Her school room was equipped with child-sized furniture and shelves and she observed a strong tendency in the children to order their own environment by straightening tables, chairs, shelves and ordering materials.
As the children chose some activities over others, Maria refined the materials and manipulatives she offered to them. She found that over time, children began to exhibit what she called "spontaneous discipline." She observed human behavior as guided by universal, innate characteristics in human psychology.
Maria observed four distinct periods in the human development of the child:
- birth to six years of age
- six to twelve years of age
- twelve to eighteen years of age
- eighteen to twenty-four years of age
She called for education approaches specific to each period of a child's development and she saw different characteristics, learning modes, and developing imperatives active in each of these periods.

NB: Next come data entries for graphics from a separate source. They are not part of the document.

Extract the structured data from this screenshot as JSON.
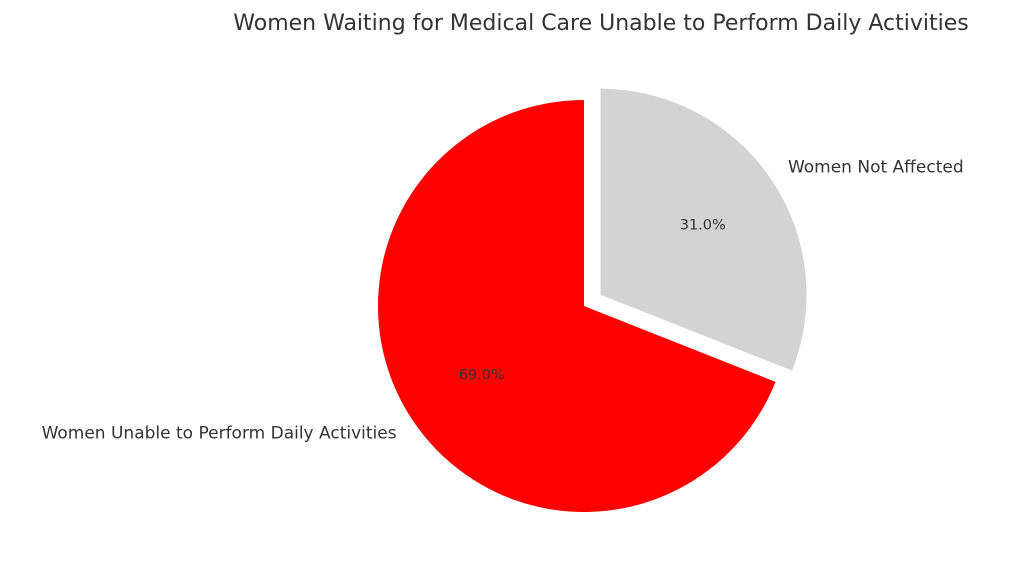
{
  "chart_data": {
    "type": "pie",
    "title": "Women Waiting for Medical Care Unable to Perform Daily Activities",
    "start_angle_deg": 90,
    "direction": "clockwise",
    "slices": [
      {
        "label": "Women Not Affected",
        "value": 31.0,
        "pct_label": "31.0%",
        "color": "#d3d3d3",
        "exploded": true
      },
      {
        "label": "Women Unable to Perform Daily Activities",
        "value": 69.0,
        "pct_label": "69.0%",
        "color": "#ff0000",
        "exploded": false
      }
    ]
  }
}
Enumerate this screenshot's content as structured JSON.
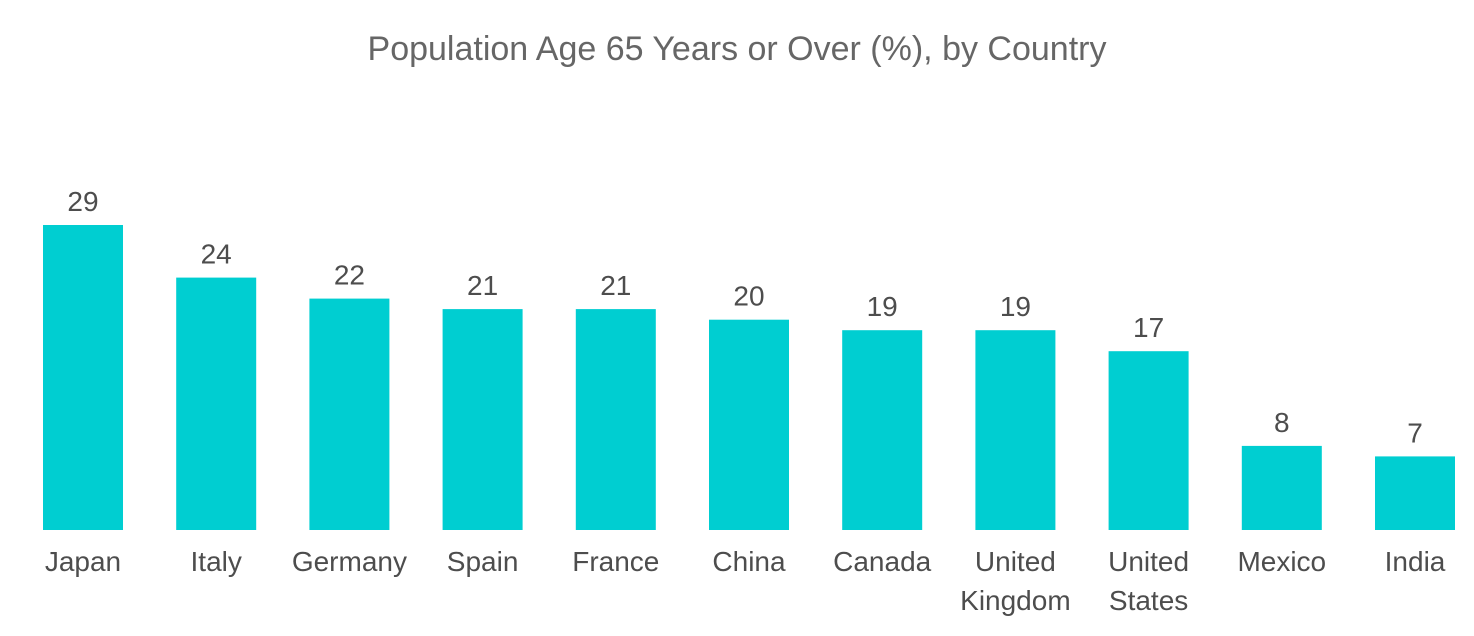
{
  "chart_data": {
    "type": "bar",
    "title": "Population Age 65 Years or Over (%), by Country",
    "xlabel": "",
    "ylabel": "",
    "categories": [
      [
        "Japan"
      ],
      [
        "Italy"
      ],
      [
        "Germany"
      ],
      [
        "Spain"
      ],
      [
        "France"
      ],
      [
        "China"
      ],
      [
        "Canada"
      ],
      [
        "United",
        "Kingdom"
      ],
      [
        "United",
        "States"
      ],
      [
        "Mexico"
      ],
      [
        "India"
      ]
    ],
    "values": [
      29,
      24,
      22,
      21,
      21,
      20,
      19,
      19,
      17,
      8,
      7
    ],
    "ylim": [
      0,
      29
    ],
    "grid": false,
    "legend": "none",
    "colors": {
      "bar": "#00CED1",
      "text": "#4d4d4d",
      "title": "#666666"
    }
  }
}
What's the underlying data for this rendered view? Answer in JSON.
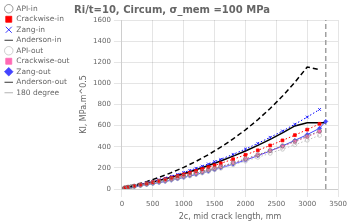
{
  "chart_data": {
    "type": "line",
    "title": "Ri/t=10, Circum, σ_mem =100 MPa",
    "x_label": "2c, mid crack length, mm",
    "y_label": "KI, MPa.m^0.5",
    "xlim": [
      0,
      3500
    ],
    "ylim": [
      0,
      1600
    ],
    "xticks": [
      0,
      500,
      1000,
      1500,
      2000,
      2500,
      3000,
      3500
    ],
    "yticks": [
      0,
      200,
      400,
      600,
      800,
      1000,
      1200,
      1400,
      1600
    ],
    "grid": true,
    "legend": "upper left",
    "series": [
      {
        "name": "API-in",
        "color": "#808080",
        "marker": "open_circle",
        "line_style": "dotted",
        "x": [
          0,
          50,
          100,
          150,
          200,
          300,
          400,
          500,
          600,
          700,
          800,
          900,
          1000,
          1100,
          1200,
          1300,
          1400,
          1500,
          1600,
          1800,
          2000,
          2200,
          2400,
          2600,
          2800,
          3000,
          3200
        ],
        "values": [
          0,
          12,
          18,
          23,
          28,
          38,
          48,
          59,
          70,
          82,
          95,
          108,
          122,
          136,
          150,
          165,
          180,
          196,
          212,
          248,
          285,
          324,
          365,
          408,
          453,
          500,
          549
        ]
      },
      {
        "name": "Crackwise-in",
        "color": "#ff0000",
        "marker": "square",
        "line_style": "dotted",
        "x": [
          0,
          50,
          100,
          200,
          300,
          400,
          500,
          600,
          700,
          800,
          900,
          1000,
          1100,
          1200,
          1300,
          1400,
          1500,
          1600,
          1800,
          2000,
          2200,
          2400,
          2600,
          2800,
          3000,
          3200
        ],
        "values": [
          0,
          12,
          19,
          29,
          41,
          52,
          65,
          78,
          92,
          107,
          122,
          138,
          154,
          171,
          188,
          206,
          224,
          243,
          282,
          323,
          366,
          412,
          460,
          510,
          562,
          617
        ]
      },
      {
        "name": "Zang-in",
        "color": "#0000ff",
        "marker": "x",
        "line_style": "dotted",
        "x": [
          0,
          50,
          100,
          200,
          300,
          400,
          500,
          600,
          700,
          800,
          900,
          1000,
          1100,
          1200,
          1300,
          1400,
          1500,
          1600,
          1800,
          2000,
          2200,
          2400,
          2600,
          2800,
          3000,
          3200
        ],
        "values": [
          0,
          12,
          20,
          32,
          45,
          59,
          73,
          88,
          104,
          121,
          139,
          157,
          176,
          196,
          216,
          237,
          259,
          281,
          328,
          378,
          432,
          489,
          549,
          613,
          681,
          753
        ]
      },
      {
        "name": "Anderson-in",
        "color": "#000000",
        "marker": "none",
        "line_style": "dashed",
        "x": [
          0,
          200,
          400,
          600,
          800,
          1000,
          1200,
          1400,
          1600,
          1800,
          2000,
          2200,
          2400,
          2600,
          2800,
          3000,
          3200
        ],
        "values": [
          0,
          35,
          70,
          110,
          155,
          205,
          262,
          325,
          396,
          474,
          560,
          656,
          762,
          880,
          1010,
          1155,
          1130
        ]
      },
      {
        "name": "API-out",
        "color": "#c0c0c0",
        "marker": "open_circle",
        "line_style": "dotted",
        "x": [
          0,
          50,
          100,
          200,
          300,
          400,
          500,
          600,
          700,
          800,
          900,
          1000,
          1100,
          1200,
          1300,
          1400,
          1500,
          1600,
          1800,
          2000,
          2200,
          2400,
          2600,
          2800,
          3000,
          3200
        ],
        "values": [
          0,
          10,
          15,
          24,
          33,
          43,
          53,
          63,
          74,
          86,
          98,
          111,
          124,
          138,
          152,
          167,
          182,
          197,
          230,
          264,
          300,
          338,
          377,
          419,
          462,
          508
        ]
      },
      {
        "name": "Crackwise-out",
        "color": "#ff69b4",
        "marker": "square",
        "line_style": "dotted",
        "x": [
          0,
          50,
          100,
          200,
          300,
          400,
          500,
          600,
          700,
          800,
          900,
          1000,
          1100,
          1200,
          1300,
          1400,
          1500,
          1600,
          1800,
          2000,
          2200,
          2400,
          2600,
          2800,
          3000,
          3200
        ],
        "values": [
          0,
          10,
          16,
          26,
          36,
          46,
          57,
          68,
          80,
          93,
          106,
          120,
          134,
          149,
          164,
          179,
          195,
          211,
          245,
          281,
          319,
          360,
          402,
          447,
          493,
          542
        ]
      },
      {
        "name": "Zang-out",
        "color": "#4444ff",
        "marker": "diamond",
        "line_style": "solid",
        "x": [
          0,
          50,
          100,
          200,
          300,
          400,
          500,
          600,
          700,
          800,
          900,
          1000,
          1100,
          1200,
          1300,
          1400,
          1500,
          1600,
          1800,
          2000,
          2200,
          2400,
          2600,
          2800,
          3000,
          3200,
          3300
        ],
        "values": [
          0,
          8,
          13,
          22,
          31,
          40,
          50,
          60,
          71,
          83,
          95,
          109,
          123,
          137,
          152,
          167,
          183,
          200,
          235,
          273,
          315,
          360,
          408,
          460,
          515,
          575,
          640
        ]
      },
      {
        "name": "Anderson-out",
        "color": "#000000",
        "marker": "none",
        "line_style": "solid",
        "x": [
          0,
          200,
          400,
          600,
          800,
          1000,
          1200,
          1400,
          1600,
          1800,
          2000,
          2200,
          2400,
          2600,
          2800,
          3000,
          3200,
          3300
        ],
        "values": [
          0,
          26,
          52,
          80,
          111,
          145,
          182,
          222,
          265,
          311,
          360,
          413,
          470,
          531,
          597,
          628,
          628,
          628
        ]
      },
      {
        "name": "180 degree",
        "color": "#a0a0a0",
        "marker": "none",
        "line_style": "dashed",
        "x": [
          3300,
          3300
        ],
        "values": [
          0,
          1600
        ]
      }
    ]
  }
}
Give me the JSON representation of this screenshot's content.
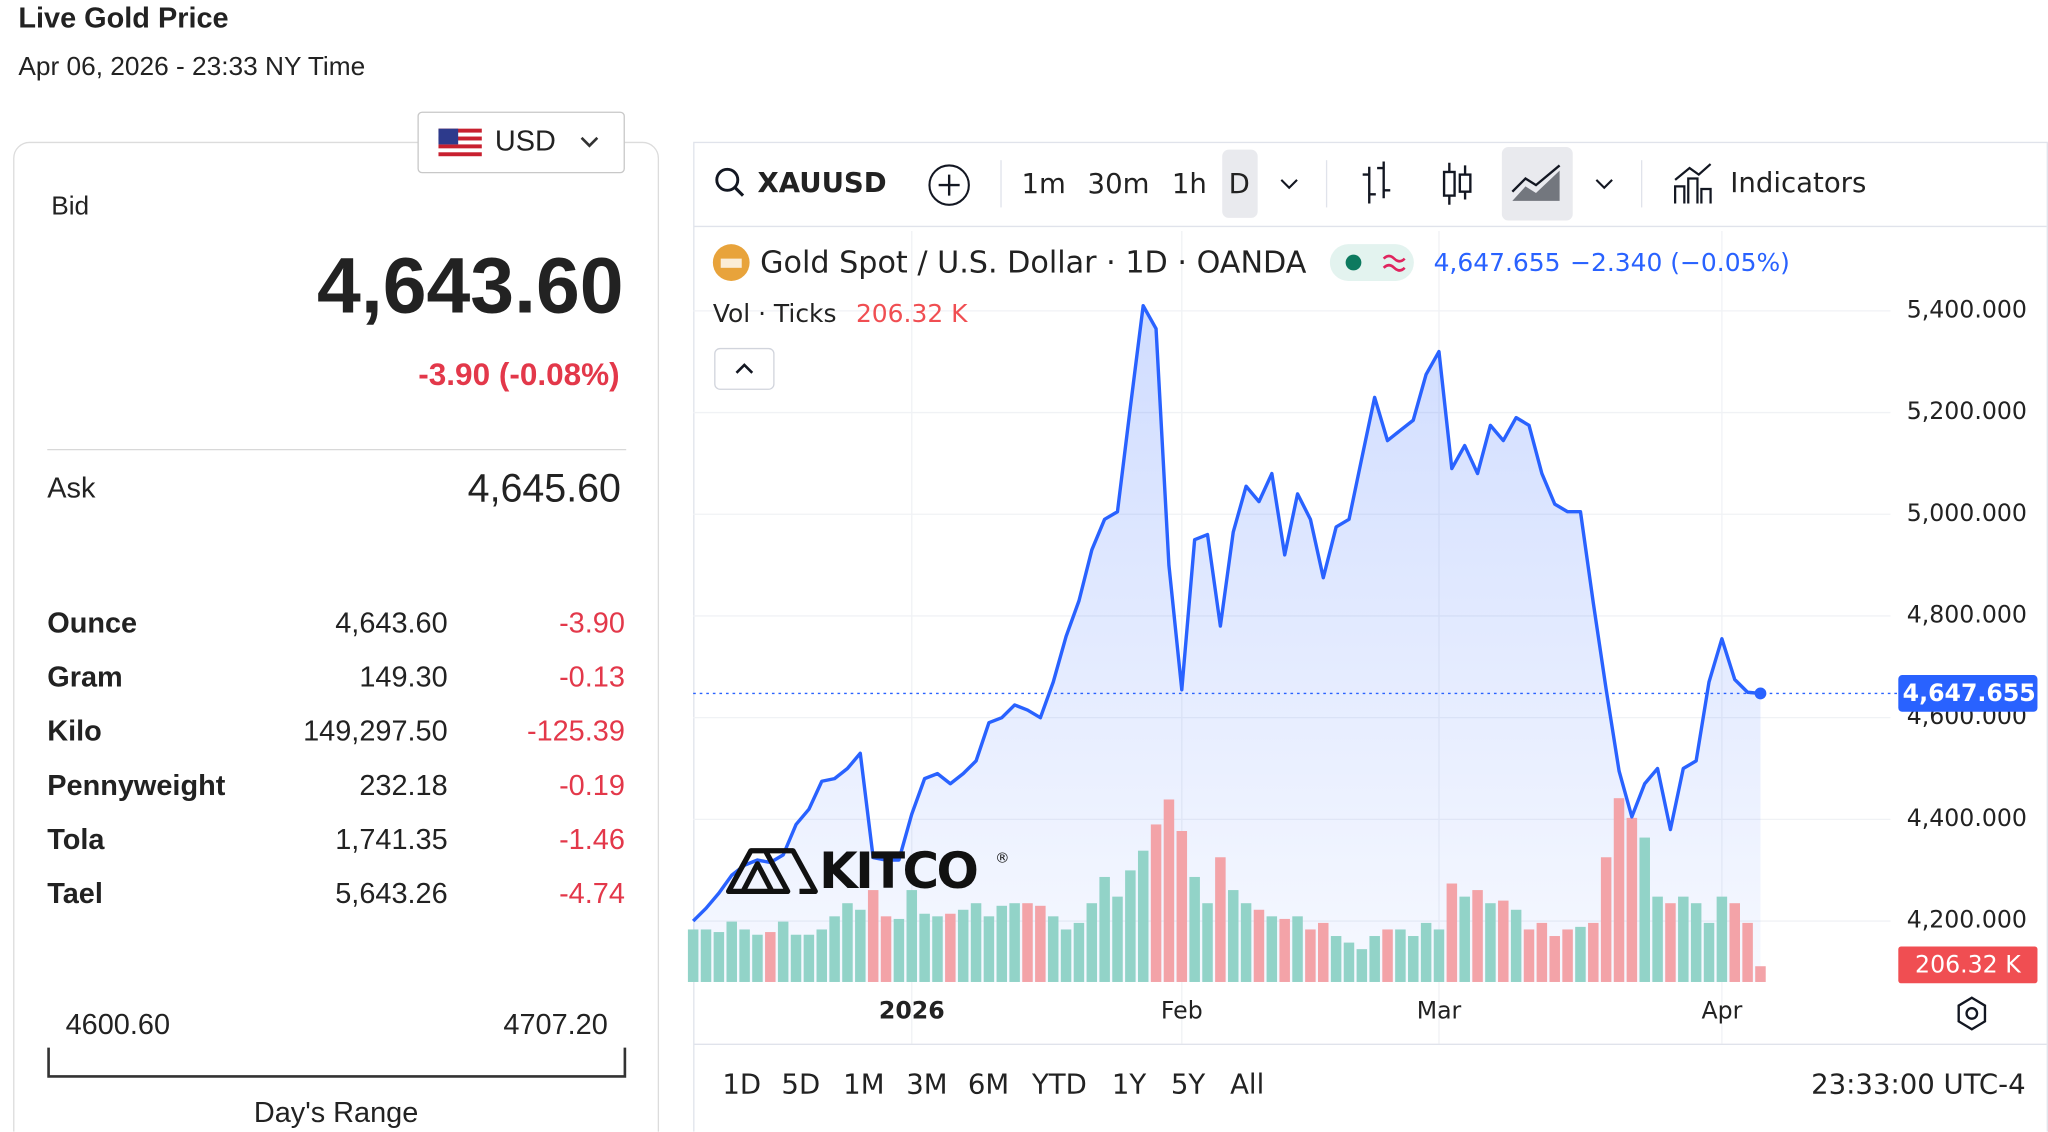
{
  "header": {
    "title": "Live Gold Price",
    "timestamp": "Apr 06, 2026 - 23:33 NY Time"
  },
  "quote": {
    "currency": "USD",
    "bid_label": "Bid",
    "bid": "4,643.60",
    "change": "-3.90 (-0.08%)",
    "ask_label": "Ask",
    "ask": "4,645.60"
  },
  "units": {
    "rows": [
      [
        "Ounce",
        "4,643.60",
        "-3.90"
      ],
      [
        "Gram",
        "149.30",
        "-0.13"
      ],
      [
        "Kilo",
        "149,297.50",
        "-125.39"
      ],
      [
        "Pennyweight",
        "232.18",
        "-0.19"
      ],
      [
        "Tola",
        "1,741.35",
        "-1.46"
      ],
      [
        "Tael",
        "5,643.26",
        "-4.74"
      ]
    ]
  },
  "day_range": {
    "low": "4600.60",
    "high": "4707.20",
    "label": "Day's Range"
  },
  "toolbar": {
    "symbol": "XAUUSD",
    "intervals": [
      "1m",
      "30m",
      "1h",
      "D"
    ],
    "indicators": "Indicators"
  },
  "chart_data": {
    "type": "line",
    "change": "−2.340 (−0.05%)",
    "watermark": {
      "text": "KITCO",
      "mark": "®"
    },
    "categories": [
      null,
      null,
      null,
      null,
      null,
      null,
      null,
      null,
      null,
      null,
      null,
      null,
      null,
      null,
      null,
      null,
      null,
      "2026",
      null,
      null,
      null,
      null,
      null,
      null,
      null,
      null,
      null,
      null,
      null,
      null,
      null,
      null,
      null,
      null,
      null,
      null,
      null,
      null,
      "Feb",
      null,
      null,
      null,
      null,
      null,
      null,
      null,
      null,
      null,
      null,
      null,
      null,
      null,
      null,
      null,
      null,
      null,
      null,
      null,
      "Mar",
      null,
      null,
      null,
      null,
      null,
      null,
      null,
      null,
      null,
      null,
      null,
      null,
      null,
      null,
      null,
      null,
      null,
      null,
      null,
      null,
      null,
      "Apr",
      null,
      null,
      null
    ],
    "series": [
      {
        "name": "Gold Spot / U.S. Dollar · 1D · OANDA",
        "color": "#2962ff",
        "values": [
          4200,
          4225,
          4255,
          4290,
          4310,
          4320,
          4315,
          4330,
          4390,
          4420,
          4475,
          4480,
          4500,
          4530,
          4325,
          4320,
          4320,
          4410,
          4480,
          4490,
          4470,
          4490,
          4515,
          4590,
          4600,
          4625,
          4615,
          4600,
          4670,
          4760,
          4830,
          4930,
          4990,
          5005,
          5210,
          5410,
          5365,
          4900,
          4655,
          4950,
          4960,
          4780,
          4965,
          5055,
          5025,
          5080,
          4920,
          5040,
          4990,
          4875,
          4975,
          4990,
          5110,
          5230,
          5145,
          5165,
          5185,
          5275,
          5320,
          5090,
          5135,
          5080,
          5175,
          5145,
          5190,
          5175,
          5080,
          5020,
          5005,
          5005,
          4825,
          4655,
          4495,
          4405,
          4470,
          4500,
          4380,
          4500,
          4515,
          4670,
          4755,
          4675,
          4650,
          4647.655
        ],
        "value_labels": [
          null,
          null,
          null,
          null,
          null,
          null,
          null,
          null,
          null,
          null,
          null,
          null,
          null,
          null,
          null,
          null,
          null,
          null,
          null,
          null,
          null,
          null,
          null,
          null,
          null,
          null,
          null,
          null,
          null,
          null,
          null,
          null,
          null,
          null,
          null,
          null,
          null,
          null,
          null,
          null,
          null,
          null,
          null,
          null,
          null,
          null,
          null,
          null,
          null,
          null,
          null,
          null,
          null,
          null,
          null,
          null,
          null,
          null,
          null,
          null,
          null,
          null,
          null,
          null,
          null,
          null,
          null,
          null,
          null,
          null,
          null,
          null,
          null,
          null,
          null,
          null,
          null,
          null,
          null,
          null,
          null,
          null,
          null,
          "4,647.655"
        ]
      },
      {
        "name": "Vol · Ticks",
        "up_color": "#92d3c8",
        "down_color": "#f3a3a8",
        "label_color": "#f04e52",
        "values": [
          688,
          688,
          654,
          791,
          688,
          619,
          654,
          791,
          619,
          619,
          688,
          860,
          1032,
          946,
          1204,
          860,
          826,
          1204,
          894,
          860,
          894,
          946,
          1032,
          860,
          998,
          1032,
          1032,
          998,
          860,
          688,
          774,
          1032,
          1376,
          1118,
          1462,
          1720,
          2064,
          2391,
          1978,
          1376,
          1032,
          1634,
          1204,
          1032,
          946,
          860,
          826,
          860,
          688,
          774,
          602,
          516,
          430,
          602,
          688,
          688,
          602,
          774,
          688,
          1290,
          1118,
          1204,
          1032,
          1066,
          946,
          688,
          774,
          602,
          688,
          722,
          774,
          1634,
          2408,
          2150,
          1892,
          1118,
          1032,
          1118,
          1032,
          774,
          1118,
          1032,
          774,
          206.32
        ],
        "value_labels": [
          null,
          null,
          null,
          null,
          null,
          null,
          null,
          null,
          null,
          null,
          null,
          null,
          null,
          null,
          null,
          null,
          null,
          null,
          null,
          null,
          null,
          null,
          null,
          null,
          null,
          null,
          null,
          null,
          null,
          null,
          null,
          null,
          null,
          null,
          null,
          null,
          null,
          null,
          null,
          null,
          null,
          null,
          null,
          null,
          null,
          null,
          null,
          null,
          null,
          null,
          null,
          null,
          null,
          null,
          null,
          null,
          null,
          null,
          null,
          null,
          null,
          null,
          null,
          null,
          null,
          null,
          null,
          null,
          null,
          null,
          null,
          null,
          null,
          null,
          null,
          null,
          null,
          null,
          null,
          null,
          null,
          null,
          null,
          "206.32 K"
        ]
      }
    ],
    "ylim": [
      4075,
      5557
    ],
    "yticks": [
      {
        "value": 4200,
        "label": "4,200.000"
      },
      {
        "value": 4400,
        "label": "4,400.000"
      },
      {
        "value": 4600,
        "label": "4,600.000"
      },
      {
        "value": 4800,
        "label": "4,800.000"
      },
      {
        "value": 5000,
        "label": "5,000.000"
      },
      {
        "value": 5200,
        "label": "5,200.000"
      },
      {
        "value": 5400,
        "label": "5,400.000"
      }
    ],
    "grid": true
  },
  "footer": {
    "ranges": [
      "1D",
      "5D",
      "1M",
      "3M",
      "6M",
      "YTD",
      "1Y",
      "5Y",
      "All"
    ],
    "time": "23:33:00 UTC-4"
  }
}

Her method includes multi-age groupings that encouraged peer learning, uninterrupted blocks of learning/work time and guided choice of work activity. The younger children were able to learn from the older ones and the older children reinforce what they have already learned by teaching concepts they have mastered.
This also mirrors the real world where individuals work and socialize with people of all ages and dispositions. Montessori instructors match the appropriate lessons and materials to the window of opportunity when learning is most naturally absorbed and internalized by the child.
During her lifetime, Maria developed pedagogical methods and materials for the first two periods of a child's life and she wrote and lectured about the third and fourth periods.
The Montessori Method of education included:
- Young children's education along with the development of the child's own initiative and natural abilities especially through practical play.
- This allowed children to develop at their own pace and provided educators with a better understand of the child's development.
- Educators set up special environments to meet the needs of students in there groups: 2 1/2 years; 2 1/2 to 6 years; and 6 1/2 to 12 years.
- Children learn through activities that involve exploration, manipulations, order, repetition, abstraction and communication.
- The instructor was to encourage children in the first two age groups to use their senses to explore and manipulate materials in their immediate environment.
- Children in the last group deal with abstract concepts based on their newly developed powers of reasoning,, imagination and creativity.
From living during WWII, Maria was inspired to add peace education to the Montessori curriculum. It was in India that she developed her Education for Peace component to her method. Because of this, she was twice nominated for the Nobel Peace Prize.
The Montessori Method also includes an interdisciplinary curriculum as the child passes from the concrete to the abstract. The child begins to apply his/her knowledge to the real-world experience.
The organization of facts and figures prepares the child for the world of adolescence when thought and emotion evolve into understanding more abstract universal concepts such as equality, freedom and justice.
That Maria's method and schools are flourishing today in the United States and world-wide is a testament to her observations of children and her method of teaching them by bringing out the innate goodness, intelligence, and emotional learning all children need and deserve.